With these findings for the phase 1 trial, the pursuit of a preventive vaccine has reached an important milestone, says Andersen. “The results are promising and there is ground for optimism,” he says, adding that many more years of research are needed before this vaccine can be marketed.

The results indicated an immunological response in the healthy women that they tested. What that response means, and whether or not it will actually be protective against chlamydia, will need to be studied in phase 2 and phase 3 trials, he says. “It’s going to take several years for this to potentially come to market, but it’s a great first step.”

Although the number of people with chlamydia suggests that the vaccine could make a big impact on world health, exactly how much benefit will depend on the price point, which for now is a question mark, says Englund. “For this vaccine to really be impactful it will need to be affordable to even resource-poor countries,” she says.

Immunizing for STDs: It’s Complicated in Spite of the Evidence

If successful and approved, how would a vaccine for chlamydia be received? The path of the HPV vaccine, which protects against certain genital types of the human papillomavirus (HPV), may provide clues.

The vaccine for HPV has made a significant impact on reducing the prevalence of the infection and genital warts, according to a meta-analysis published on August 10, 2019, in The Lancet. It’s included in routine vaccinations (at least for girls and women) in 71 countries, as is recommended by the World Health Organization.

Still, the vaccine has generated some controversy ever since it was first approved, in 2006. Many believed that the vaccine would promote or at least give passive permission for teens to engage in sex. Would a vaccine for chlamydia face similar resistance?

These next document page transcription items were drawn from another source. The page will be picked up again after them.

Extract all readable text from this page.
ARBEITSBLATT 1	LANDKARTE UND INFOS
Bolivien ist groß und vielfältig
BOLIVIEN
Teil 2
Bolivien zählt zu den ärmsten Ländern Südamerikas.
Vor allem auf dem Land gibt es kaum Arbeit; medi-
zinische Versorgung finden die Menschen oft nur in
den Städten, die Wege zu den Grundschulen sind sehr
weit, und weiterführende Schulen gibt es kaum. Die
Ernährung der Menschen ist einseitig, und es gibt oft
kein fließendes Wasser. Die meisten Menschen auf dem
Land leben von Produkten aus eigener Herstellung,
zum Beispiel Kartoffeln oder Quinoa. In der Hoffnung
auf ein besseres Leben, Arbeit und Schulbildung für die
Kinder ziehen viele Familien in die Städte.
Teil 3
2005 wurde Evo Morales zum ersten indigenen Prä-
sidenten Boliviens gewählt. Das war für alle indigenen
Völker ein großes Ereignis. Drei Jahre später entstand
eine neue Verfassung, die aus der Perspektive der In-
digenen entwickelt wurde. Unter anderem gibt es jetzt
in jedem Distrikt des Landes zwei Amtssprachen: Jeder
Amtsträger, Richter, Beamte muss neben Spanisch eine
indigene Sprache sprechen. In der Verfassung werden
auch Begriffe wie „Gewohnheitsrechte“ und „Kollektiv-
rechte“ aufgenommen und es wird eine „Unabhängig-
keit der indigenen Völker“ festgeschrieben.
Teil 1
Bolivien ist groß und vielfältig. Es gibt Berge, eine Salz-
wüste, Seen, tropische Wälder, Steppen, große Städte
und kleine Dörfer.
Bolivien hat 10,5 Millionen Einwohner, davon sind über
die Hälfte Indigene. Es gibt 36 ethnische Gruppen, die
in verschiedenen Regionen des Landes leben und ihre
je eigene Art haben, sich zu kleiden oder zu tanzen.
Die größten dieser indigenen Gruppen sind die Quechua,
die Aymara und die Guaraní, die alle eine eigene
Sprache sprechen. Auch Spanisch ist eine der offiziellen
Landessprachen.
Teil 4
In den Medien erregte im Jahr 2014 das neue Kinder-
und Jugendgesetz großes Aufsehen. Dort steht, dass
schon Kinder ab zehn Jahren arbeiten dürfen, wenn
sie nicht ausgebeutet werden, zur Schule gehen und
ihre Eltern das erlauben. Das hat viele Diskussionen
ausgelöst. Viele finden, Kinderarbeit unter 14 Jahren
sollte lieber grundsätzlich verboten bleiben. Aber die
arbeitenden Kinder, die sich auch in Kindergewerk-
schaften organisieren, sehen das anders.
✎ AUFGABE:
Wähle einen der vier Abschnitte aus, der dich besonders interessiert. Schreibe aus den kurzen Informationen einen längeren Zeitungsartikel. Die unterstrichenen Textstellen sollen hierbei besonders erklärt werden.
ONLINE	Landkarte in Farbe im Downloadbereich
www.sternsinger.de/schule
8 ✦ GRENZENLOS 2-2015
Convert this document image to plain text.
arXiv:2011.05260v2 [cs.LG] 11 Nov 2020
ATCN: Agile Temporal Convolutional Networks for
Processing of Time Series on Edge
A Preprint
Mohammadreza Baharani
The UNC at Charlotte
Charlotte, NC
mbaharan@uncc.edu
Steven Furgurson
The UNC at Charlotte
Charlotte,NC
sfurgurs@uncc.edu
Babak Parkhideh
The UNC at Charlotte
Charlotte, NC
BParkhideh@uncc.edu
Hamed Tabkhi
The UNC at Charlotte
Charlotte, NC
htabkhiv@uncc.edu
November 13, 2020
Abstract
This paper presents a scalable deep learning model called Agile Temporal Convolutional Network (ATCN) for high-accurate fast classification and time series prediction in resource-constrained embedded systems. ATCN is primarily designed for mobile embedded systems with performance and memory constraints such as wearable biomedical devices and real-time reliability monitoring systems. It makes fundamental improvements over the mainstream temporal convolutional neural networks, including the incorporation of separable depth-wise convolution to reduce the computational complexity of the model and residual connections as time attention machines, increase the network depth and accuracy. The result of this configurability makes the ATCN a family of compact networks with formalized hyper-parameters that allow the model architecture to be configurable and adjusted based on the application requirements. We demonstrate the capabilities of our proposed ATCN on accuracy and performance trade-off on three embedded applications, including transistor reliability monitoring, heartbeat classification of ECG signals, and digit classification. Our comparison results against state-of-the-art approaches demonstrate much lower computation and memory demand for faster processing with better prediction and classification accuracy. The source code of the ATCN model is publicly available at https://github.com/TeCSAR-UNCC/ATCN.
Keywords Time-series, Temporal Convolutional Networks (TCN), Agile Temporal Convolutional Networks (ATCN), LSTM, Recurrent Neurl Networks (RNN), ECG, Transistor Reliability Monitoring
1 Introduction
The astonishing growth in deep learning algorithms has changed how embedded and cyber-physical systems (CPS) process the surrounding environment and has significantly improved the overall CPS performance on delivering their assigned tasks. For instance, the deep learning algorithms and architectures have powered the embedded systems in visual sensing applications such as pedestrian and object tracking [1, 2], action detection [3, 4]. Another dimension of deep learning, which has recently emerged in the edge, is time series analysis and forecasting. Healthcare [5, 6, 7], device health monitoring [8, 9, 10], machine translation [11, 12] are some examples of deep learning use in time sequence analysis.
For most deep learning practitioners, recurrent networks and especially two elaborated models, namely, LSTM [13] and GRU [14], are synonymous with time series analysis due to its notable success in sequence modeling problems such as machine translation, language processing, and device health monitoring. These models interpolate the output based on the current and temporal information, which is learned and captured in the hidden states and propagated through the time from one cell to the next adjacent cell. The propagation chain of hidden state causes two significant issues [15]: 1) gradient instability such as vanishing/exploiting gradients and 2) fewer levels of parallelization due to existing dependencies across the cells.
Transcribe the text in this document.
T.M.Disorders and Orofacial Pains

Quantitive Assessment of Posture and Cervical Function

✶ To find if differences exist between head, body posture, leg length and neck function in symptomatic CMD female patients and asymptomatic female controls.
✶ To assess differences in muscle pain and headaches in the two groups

Both vaccines are medically important, says Englund. “With HPV, you can get cancer, and with chlamydia, you can have long-term impacts on fertility and pain. I think people can probably wrap their heads around the immediate impact of chlamydia more than they can for HPV,” she says. It can be more difficult for people to understand and really appreciate the long-term effects of HPV and the risk of cancer, she adds.

RELATED: Public Health Officials Push for More Effort Vaccinating Kids Against HPV

Controversy around protections for sexually transmitted diseases are often based on misconceptions, notes Englund. “It’s a myth that if you vaccinate someone against a sexually transmitted infection like HPV or potentially like chlamydia, they may get the feeling that they’re safe and it may encourage them to have unprotected sex. We’ve really not seen that with anything else,” she says.

Englund says we need to get away from stigmatizing these vaccines as promoting promiscuity, because they haven’t been shown to increase the likelihood that people will become more sexually active.